Flour: 100%, water: 66%, yeast: 0.1%, salt: 2.5% and optional 2% oil.
- 330g Bread Or Pizza Flour with 11-13.5% protein (2 ½ cups)
- 218ml Tepid Water (1 cup minus 1 tbsp)
- 8.25g Fine Sea Salt (1 ½ tsp)
- 0.33g Active Dry/Instant Yeast (⅒ tsp or 2 pinches)
- 6.6g olive oil (½ tbsp) - Optional but recommended for longer baking times to prevent drying.
- Pour the water into a mixing bowl, add the salt and mix to dissolve. Add the yeast and let it hydrate on the surface for 30 seconds before mixing into the water. Then drop the flour on top but hold back on the oil if you are using it.
- Use your finger tips of one hand to stir the mixture and bring it together to a ball. To get all the flour wet, use the thumb and first finger like a pincer to cut the dough up a few times then bring back to a ball. Pinch and flip for 30 seconds until no dry flour remains. Add the olive oil if using and do this again for 30 seconds.

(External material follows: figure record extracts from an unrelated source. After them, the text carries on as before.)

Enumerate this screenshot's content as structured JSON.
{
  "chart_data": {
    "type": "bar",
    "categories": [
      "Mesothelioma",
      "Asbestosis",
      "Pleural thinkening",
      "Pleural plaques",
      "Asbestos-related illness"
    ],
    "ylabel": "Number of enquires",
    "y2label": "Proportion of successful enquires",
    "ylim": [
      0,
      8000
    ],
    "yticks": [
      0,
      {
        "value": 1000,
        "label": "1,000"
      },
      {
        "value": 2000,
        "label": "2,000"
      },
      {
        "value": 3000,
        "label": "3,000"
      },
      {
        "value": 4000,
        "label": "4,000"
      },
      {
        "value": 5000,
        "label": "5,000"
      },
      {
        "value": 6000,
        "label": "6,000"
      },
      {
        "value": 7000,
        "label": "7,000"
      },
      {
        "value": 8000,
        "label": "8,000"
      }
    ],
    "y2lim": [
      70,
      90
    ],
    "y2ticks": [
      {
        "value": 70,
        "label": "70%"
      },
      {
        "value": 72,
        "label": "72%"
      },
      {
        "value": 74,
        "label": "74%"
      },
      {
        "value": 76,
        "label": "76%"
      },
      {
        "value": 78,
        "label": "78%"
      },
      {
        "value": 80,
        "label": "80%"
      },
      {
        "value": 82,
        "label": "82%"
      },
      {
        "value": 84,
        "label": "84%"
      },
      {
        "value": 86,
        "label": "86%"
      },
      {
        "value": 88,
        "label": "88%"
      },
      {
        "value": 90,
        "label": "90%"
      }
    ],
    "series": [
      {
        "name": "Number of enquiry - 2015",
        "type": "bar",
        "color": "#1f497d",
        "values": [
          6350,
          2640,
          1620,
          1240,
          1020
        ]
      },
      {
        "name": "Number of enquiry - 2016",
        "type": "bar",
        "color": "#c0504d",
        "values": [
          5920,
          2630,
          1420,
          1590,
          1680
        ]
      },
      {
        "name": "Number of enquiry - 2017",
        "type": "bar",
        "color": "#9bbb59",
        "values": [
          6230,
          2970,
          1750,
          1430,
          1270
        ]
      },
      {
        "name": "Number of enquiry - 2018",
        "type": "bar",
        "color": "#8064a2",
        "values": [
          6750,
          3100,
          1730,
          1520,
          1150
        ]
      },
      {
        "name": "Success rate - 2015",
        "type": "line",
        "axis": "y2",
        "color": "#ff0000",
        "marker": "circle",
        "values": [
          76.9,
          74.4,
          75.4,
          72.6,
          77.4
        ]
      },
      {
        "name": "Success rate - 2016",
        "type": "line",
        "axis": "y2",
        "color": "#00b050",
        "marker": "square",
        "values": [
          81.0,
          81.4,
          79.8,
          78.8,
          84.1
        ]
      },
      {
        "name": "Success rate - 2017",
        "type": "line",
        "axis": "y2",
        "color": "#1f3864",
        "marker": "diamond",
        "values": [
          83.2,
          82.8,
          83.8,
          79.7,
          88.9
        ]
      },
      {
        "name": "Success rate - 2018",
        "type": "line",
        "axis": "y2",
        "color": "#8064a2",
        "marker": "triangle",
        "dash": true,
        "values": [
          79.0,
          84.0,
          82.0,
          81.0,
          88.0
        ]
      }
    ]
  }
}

- Cover the dough and let it sit for 25 minutes. This lets the flour absorb the water fully and become smooth. It's important because the dough is too sticky to knead straight away.
- Scrape the dough out onto a lightly floured surface and give it a fine dusting of flour. Knead it for 1 minute with the base of your palm, pushing away and folding it back. It will be sticky but don't add too much extra flour - doing so will make the dough more dense. One minute of kneading is enough to build some gluten to become stretchy, but not make the pizza tough and bready.

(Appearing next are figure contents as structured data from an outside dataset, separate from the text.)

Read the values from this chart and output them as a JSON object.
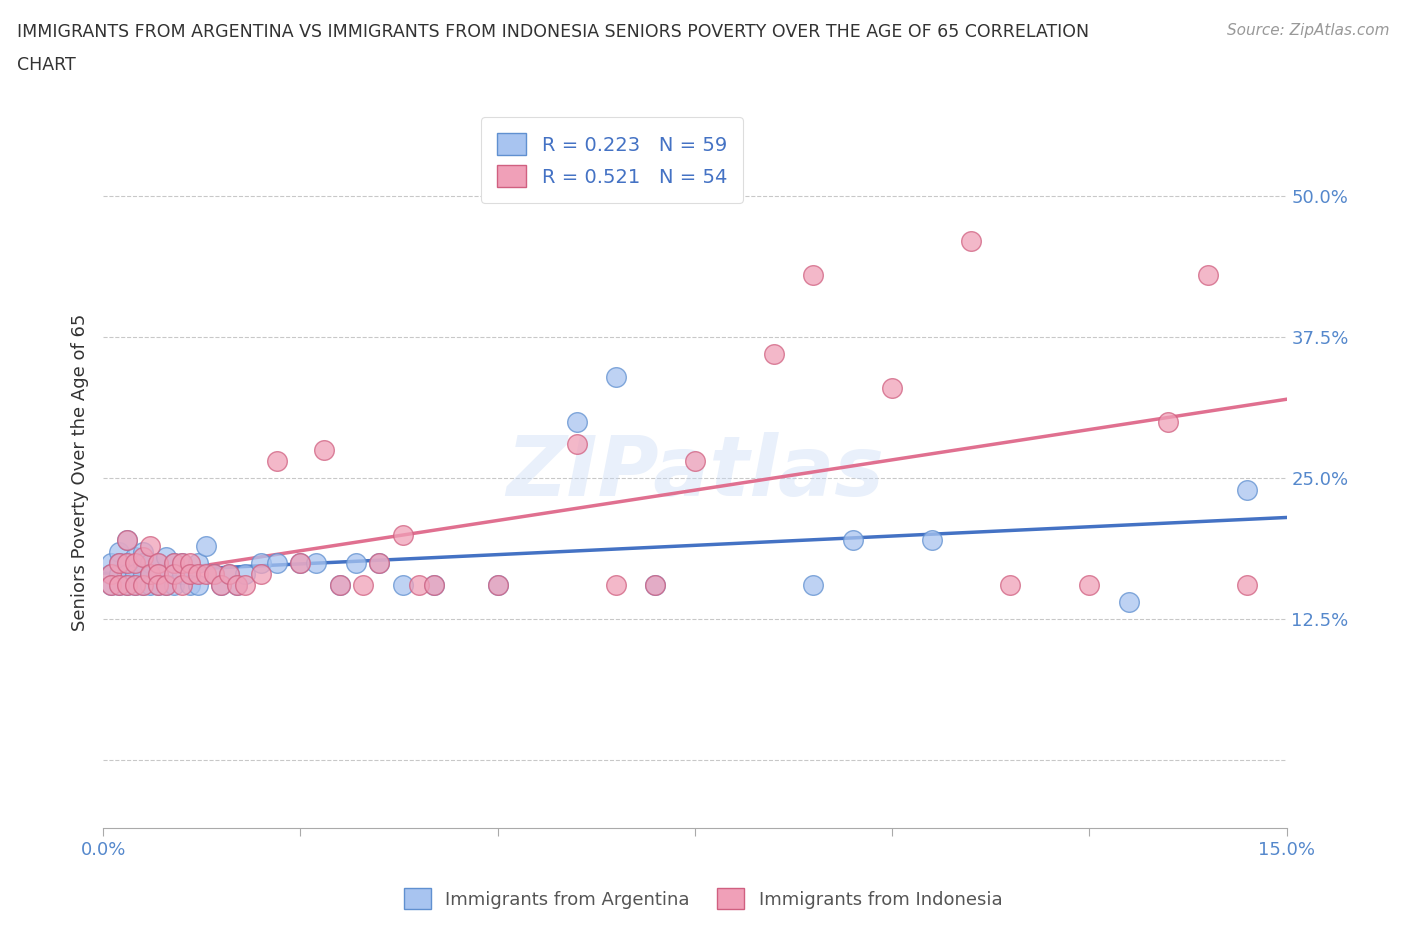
{
  "title_line1": "IMMIGRANTS FROM ARGENTINA VS IMMIGRANTS FROM INDONESIA SENIORS POVERTY OVER THE AGE OF 65 CORRELATION",
  "title_line2": "CHART",
  "source": "Source: ZipAtlas.com",
  "ylabel": "Seniors Poverty Over the Age of 65",
  "xlim": [
    0.0,
    0.15
  ],
  "ylim": [
    -0.06,
    0.57
  ],
  "yticks": [
    0.0,
    0.125,
    0.25,
    0.375,
    0.5
  ],
  "ytick_labels": [
    "",
    "12.5%",
    "25.0%",
    "37.5%",
    "50.0%"
  ],
  "xticks": [
    0.0,
    0.025,
    0.05,
    0.075,
    0.1,
    0.125,
    0.15
  ],
  "xtick_labels": [
    "0.0%",
    "",
    "",
    "",
    "",
    "",
    "15.0%"
  ],
  "argentina_color": "#a8c4f0",
  "indonesia_color": "#f0a0b8",
  "argentina_edge_color": "#6090d0",
  "indonesia_edge_color": "#d06080",
  "argentina_R": 0.223,
  "argentina_N": 59,
  "indonesia_R": 0.521,
  "indonesia_N": 54,
  "argentina_line_color": "#4472c4",
  "indonesia_line_color": "#e07090",
  "watermark": "ZIPatlas",
  "argentina_x": [
    0.001,
    0.001,
    0.001,
    0.002,
    0.002,
    0.002,
    0.002,
    0.003,
    0.003,
    0.003,
    0.003,
    0.004,
    0.004,
    0.004,
    0.005,
    0.005,
    0.005,
    0.005,
    0.006,
    0.006,
    0.006,
    0.007,
    0.007,
    0.007,
    0.008,
    0.008,
    0.008,
    0.009,
    0.009,
    0.01,
    0.01,
    0.011,
    0.011,
    0.012,
    0.012,
    0.013,
    0.014,
    0.015,
    0.016,
    0.017,
    0.018,
    0.02,
    0.022,
    0.025,
    0.027,
    0.03,
    0.032,
    0.035,
    0.038,
    0.042,
    0.05,
    0.06,
    0.065,
    0.07,
    0.09,
    0.095,
    0.105,
    0.13,
    0.145
  ],
  "argentina_y": [
    0.175,
    0.165,
    0.155,
    0.185,
    0.175,
    0.165,
    0.155,
    0.195,
    0.175,
    0.165,
    0.155,
    0.18,
    0.165,
    0.155,
    0.185,
    0.175,
    0.165,
    0.155,
    0.175,
    0.165,
    0.155,
    0.175,
    0.165,
    0.155,
    0.18,
    0.165,
    0.155,
    0.175,
    0.155,
    0.175,
    0.165,
    0.165,
    0.155,
    0.175,
    0.155,
    0.19,
    0.165,
    0.155,
    0.165,
    0.155,
    0.165,
    0.175,
    0.175,
    0.175,
    0.175,
    0.155,
    0.175,
    0.175,
    0.155,
    0.155,
    0.155,
    0.3,
    0.34,
    0.155,
    0.155,
    0.195,
    0.195,
    0.14,
    0.24
  ],
  "indonesia_x": [
    0.001,
    0.001,
    0.002,
    0.002,
    0.003,
    0.003,
    0.003,
    0.004,
    0.004,
    0.005,
    0.005,
    0.006,
    0.006,
    0.007,
    0.007,
    0.007,
    0.008,
    0.009,
    0.009,
    0.01,
    0.01,
    0.011,
    0.011,
    0.012,
    0.013,
    0.014,
    0.015,
    0.016,
    0.017,
    0.018,
    0.02,
    0.022,
    0.025,
    0.028,
    0.03,
    0.033,
    0.035,
    0.038,
    0.04,
    0.042,
    0.05,
    0.06,
    0.065,
    0.07,
    0.075,
    0.085,
    0.09,
    0.1,
    0.11,
    0.115,
    0.125,
    0.135,
    0.14,
    0.145
  ],
  "indonesia_y": [
    0.165,
    0.155,
    0.175,
    0.155,
    0.195,
    0.175,
    0.155,
    0.175,
    0.155,
    0.18,
    0.155,
    0.19,
    0.165,
    0.175,
    0.165,
    0.155,
    0.155,
    0.175,
    0.165,
    0.175,
    0.155,
    0.175,
    0.165,
    0.165,
    0.165,
    0.165,
    0.155,
    0.165,
    0.155,
    0.155,
    0.165,
    0.265,
    0.175,
    0.275,
    0.155,
    0.155,
    0.175,
    0.2,
    0.155,
    0.155,
    0.155,
    0.28,
    0.155,
    0.155,
    0.265,
    0.36,
    0.43,
    0.33,
    0.46,
    0.155,
    0.155,
    0.3,
    0.43,
    0.155
  ]
}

- Wipe out the mixing bowl, add a few drops of oil and place the dough back inside. Coat the dough very lightly to prevent sticking, then cover again so it's air tight. Let it rise for 1-2 hours to get the yeast started - 2 hours is best unless your house is very warm.

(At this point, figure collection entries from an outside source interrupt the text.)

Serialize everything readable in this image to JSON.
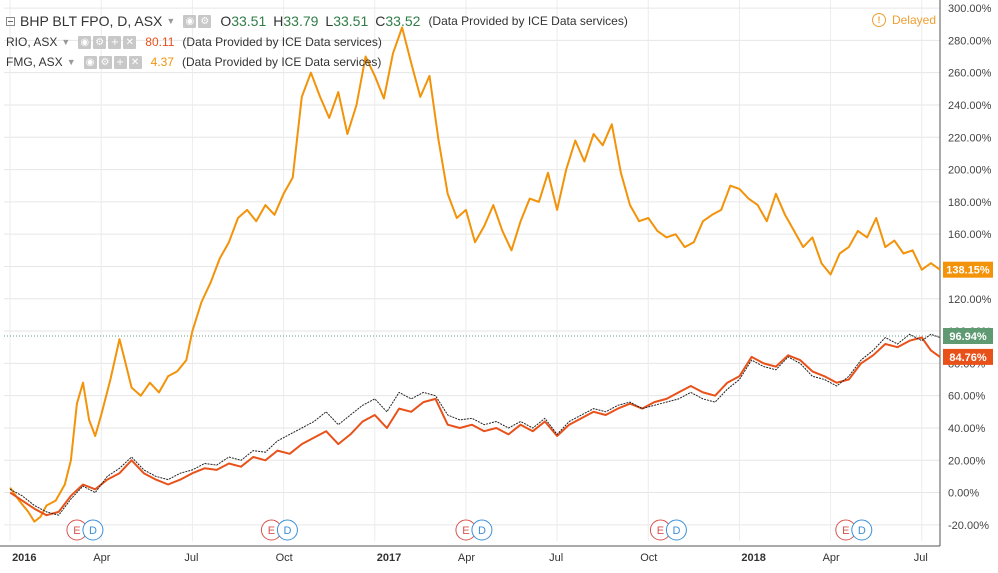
{
  "header": {
    "symbol": "BHP BLT FPO, D, ASX",
    "ohlc": [
      {
        "label": "O",
        "value": "33.51"
      },
      {
        "label": "H",
        "value": "33.79"
      },
      {
        "label": "L",
        "value": "33.51"
      },
      {
        "label": "C",
        "value": "33.52"
      }
    ],
    "provider": "(Data Provided by ICE Data services)",
    "delayed": "Delayed"
  },
  "compare": [
    {
      "symbol": "RIO, ASX",
      "value": "80.11",
      "provider": "(Data Provided by ICE Data services)",
      "color": "#e8521a"
    },
    {
      "symbol": "FMG, ASX",
      "value": "4.37",
      "provider": "(Data Provided by ICE Data services)",
      "color": "#f2930a"
    }
  ],
  "chart_data": {
    "type": "line",
    "y_unit": "%",
    "ylim": [
      -30,
      305
    ],
    "y_ticks": [
      "300.00%",
      "280.00%",
      "260.00%",
      "240.00%",
      "220.00%",
      "200.00%",
      "180.00%",
      "160.00%",
      "140.00%",
      "120.00%",
      "100.00%",
      "80.00%",
      "60.00%",
      "40.00%",
      "20.00%",
      "0.00%",
      "-20.00%"
    ],
    "y_tick_values": [
      300,
      280,
      260,
      240,
      220,
      200,
      180,
      160,
      140,
      120,
      100,
      80,
      60,
      40,
      20,
      0,
      -20
    ],
    "x_ticks": [
      "2016",
      "Apr",
      "Jul",
      "Oct",
      "2017",
      "Apr",
      "Jul",
      "Oct",
      "2018",
      "Apr",
      "Jul"
    ],
    "x_tick_values": [
      0,
      3,
      6,
      9,
      12,
      15,
      18,
      21,
      24,
      27,
      30
    ],
    "xlim": [
      -0.2,
      30.6
    ],
    "grid": true,
    "current_line_value": 96.94,
    "series": [
      {
        "name": "FMG, ASX",
        "color": "#f2930a",
        "last_label": "138.15%",
        "x": [
          0,
          0.3,
          0.6,
          0.8,
          1.0,
          1.2,
          1.5,
          1.8,
          2.0,
          2.2,
          2.4,
          2.6,
          2.8,
          3.0,
          3.3,
          3.6,
          3.8,
          4.0,
          4.3,
          4.6,
          4.9,
          5.2,
          5.5,
          5.8,
          6.0,
          6.3,
          6.6,
          6.9,
          7.2,
          7.5,
          7.8,
          8.1,
          8.4,
          8.7,
          9.0,
          9.3,
          9.6,
          9.9,
          10.2,
          10.5,
          10.8,
          11.1,
          11.4,
          11.7,
          12.0,
          12.3,
          12.6,
          12.9,
          13.2,
          13.5,
          13.8,
          14.1,
          14.4,
          14.7,
          15.0,
          15.3,
          15.6,
          15.9,
          16.2,
          16.5,
          16.8,
          17.1,
          17.4,
          17.7,
          18.0,
          18.3,
          18.6,
          18.9,
          19.2,
          19.5,
          19.8,
          20.1,
          20.4,
          20.7,
          21.0,
          21.3,
          21.6,
          21.9,
          22.2,
          22.5,
          22.8,
          23.1,
          23.4,
          23.7,
          24.0,
          24.3,
          24.6,
          24.9,
          25.2,
          25.5,
          25.8,
          26.1,
          26.4,
          26.7,
          27.0,
          27.3,
          27.6,
          27.9,
          28.2,
          28.5,
          28.8,
          29.1,
          29.4,
          29.7,
          30.0,
          30.3,
          30.6
        ],
        "y": [
          3,
          -5,
          -12,
          -18,
          -15,
          -8,
          -5,
          5,
          20,
          55,
          68,
          45,
          35,
          48,
          70,
          95,
          80,
          65,
          60,
          68,
          62,
          72,
          75,
          82,
          100,
          118,
          130,
          145,
          155,
          170,
          175,
          168,
          178,
          172,
          185,
          195,
          245,
          260,
          245,
          232,
          248,
          222,
          240,
          270,
          258,
          244,
          272,
          288,
          266,
          245,
          258,
          218,
          185,
          170,
          175,
          155,
          165,
          178,
          162,
          150,
          168,
          182,
          180,
          198,
          175,
          200,
          218,
          205,
          222,
          215,
          228,
          198,
          178,
          168,
          170,
          162,
          158,
          160,
          152,
          155,
          168,
          172,
          175,
          190,
          188,
          182,
          178,
          168,
          185,
          172,
          162,
          152,
          158,
          142,
          135,
          148,
          152,
          162,
          158,
          170,
          152,
          156,
          148,
          150,
          138,
          142,
          138
        ]
      },
      {
        "name": "RIO, ASX",
        "color": "#e8521a",
        "last_label": "84.76%",
        "x": [
          0,
          0.4,
          0.8,
          1.2,
          1.6,
          2.0,
          2.4,
          2.8,
          3.2,
          3.6,
          4.0,
          4.4,
          4.8,
          5.2,
          5.6,
          6.0,
          6.4,
          6.8,
          7.2,
          7.6,
          8.0,
          8.4,
          8.8,
          9.2,
          9.6,
          10.0,
          10.4,
          10.8,
          11.2,
          11.6,
          12.0,
          12.4,
          12.8,
          13.2,
          13.6,
          14.0,
          14.4,
          14.8,
          15.2,
          15.6,
          16.0,
          16.4,
          16.8,
          17.2,
          17.6,
          18.0,
          18.4,
          18.8,
          19.2,
          19.6,
          20.0,
          20.4,
          20.8,
          21.2,
          21.6,
          22.0,
          22.4,
          22.8,
          23.2,
          23.6,
          24.0,
          24.4,
          24.8,
          25.2,
          25.6,
          26.0,
          26.4,
          26.8,
          27.2,
          27.6,
          28.0,
          28.4,
          28.8,
          29.2,
          29.6,
          30.0,
          30.3,
          30.6
        ],
        "y": [
          0,
          -5,
          -10,
          -14,
          -12,
          -2,
          5,
          2,
          8,
          12,
          20,
          12,
          8,
          5,
          8,
          12,
          15,
          14,
          18,
          16,
          22,
          20,
          26,
          24,
          30,
          34,
          38,
          30,
          36,
          44,
          48,
          40,
          52,
          50,
          56,
          58,
          42,
          40,
          42,
          38,
          40,
          36,
          42,
          38,
          44,
          35,
          42,
          46,
          50,
          48,
          52,
          55,
          52,
          56,
          58,
          62,
          66,
          62,
          60,
          68,
          72,
          84,
          80,
          78,
          85,
          82,
          75,
          72,
          68,
          70,
          80,
          85,
          92,
          90,
          94,
          96,
          88,
          84
        ]
      },
      {
        "name": "BHP BLT FPO, D, ASX",
        "color": "#222222",
        "last_label": "96.94%",
        "x": [
          0,
          0.4,
          0.8,
          1.2,
          1.6,
          2.0,
          2.4,
          2.8,
          3.2,
          3.6,
          4.0,
          4.4,
          4.8,
          5.2,
          5.6,
          6.0,
          6.4,
          6.8,
          7.2,
          7.6,
          8.0,
          8.4,
          8.8,
          9.2,
          9.6,
          10.0,
          10.4,
          10.8,
          11.2,
          11.6,
          12.0,
          12.4,
          12.8,
          13.2,
          13.6,
          14.0,
          14.4,
          14.8,
          15.2,
          15.6,
          16.0,
          16.4,
          16.8,
          17.2,
          17.6,
          18.0,
          18.4,
          18.8,
          19.2,
          19.6,
          20.0,
          20.4,
          20.8,
          21.2,
          21.6,
          22.0,
          22.4,
          22.8,
          23.2,
          23.6,
          24.0,
          24.4,
          24.8,
          25.2,
          25.6,
          26.0,
          26.4,
          26.8,
          27.2,
          27.6,
          28.0,
          28.4,
          28.8,
          29.2,
          29.6,
          30.0,
          30.3,
          30.6
        ],
        "y": [
          2,
          -2,
          -8,
          -12,
          -14,
          -4,
          4,
          0,
          10,
          15,
          22,
          14,
          10,
          8,
          12,
          14,
          18,
          17,
          22,
          20,
          26,
          25,
          32,
          36,
          40,
          44,
          50,
          42,
          48,
          54,
          58,
          50,
          62,
          58,
          62,
          60,
          48,
          45,
          46,
          42,
          44,
          40,
          44,
          40,
          46,
          36,
          44,
          48,
          52,
          50,
          54,
          56,
          52,
          54,
          56,
          58,
          62,
          58,
          56,
          64,
          70,
          82,
          78,
          76,
          84,
          80,
          72,
          70,
          66,
          72,
          82,
          88,
          96,
          92,
          98,
          94,
          98,
          96
        ]
      }
    ],
    "events": [
      {
        "x": 2.2,
        "labels": [
          "E",
          "D"
        ]
      },
      {
        "x": 8.6,
        "labels": [
          "E",
          "D"
        ]
      },
      {
        "x": 15.0,
        "labels": [
          "E",
          "D"
        ]
      },
      {
        "x": 21.4,
        "labels": [
          "E",
          "D"
        ]
      },
      {
        "x": 27.5,
        "labels": [
          "E",
          "D"
        ]
      }
    ]
  }
}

- Push the air out of the dough with your hands but don't knead or tear the dough. Cut it into 2 equal pieces. Use scales if you want to be exact - about 275 grams each.
- Form a ball by taking two edges, stretching out slighting and bringing together. Spin it and repeat a few times. This forms a tight face on the top which makes for a good pizza later on, and a side with the seams which should be pinched closed. Transfer the ball to the worktop seam side down, place your hand on top and roll in circular motions to tighten the face and make it a perfect ball.
- Repeat with each ball and place them in a lightly floured, flat container for the second rise. An airtight box, a few dinner plates or sheet pan with plastic wrap work well. Ensure the balls are floured on top otherwise they will stick - they will increase in diameter so space a few inches apart. It's crucial to keep the balls as round as possible while they rise otherwise it's very hard to make a round pizza in the end.
- Let the dough balls rise at room temperature for 2-6 hours or 24-48 hours in the fridge - the cold slows down fermentation. They will have superior flavor and texture with a longer fermentation at either temperature. But at room temperature, the balls may become weak and gassy after a total of 7-8 hours, so move to the fridge to hold for any longer.
- The dough is now ready to be stretched, topped and baked in any pizza style of your choice. Remember that cold dough balls need 1-2 hours to warm up at room temperature before use.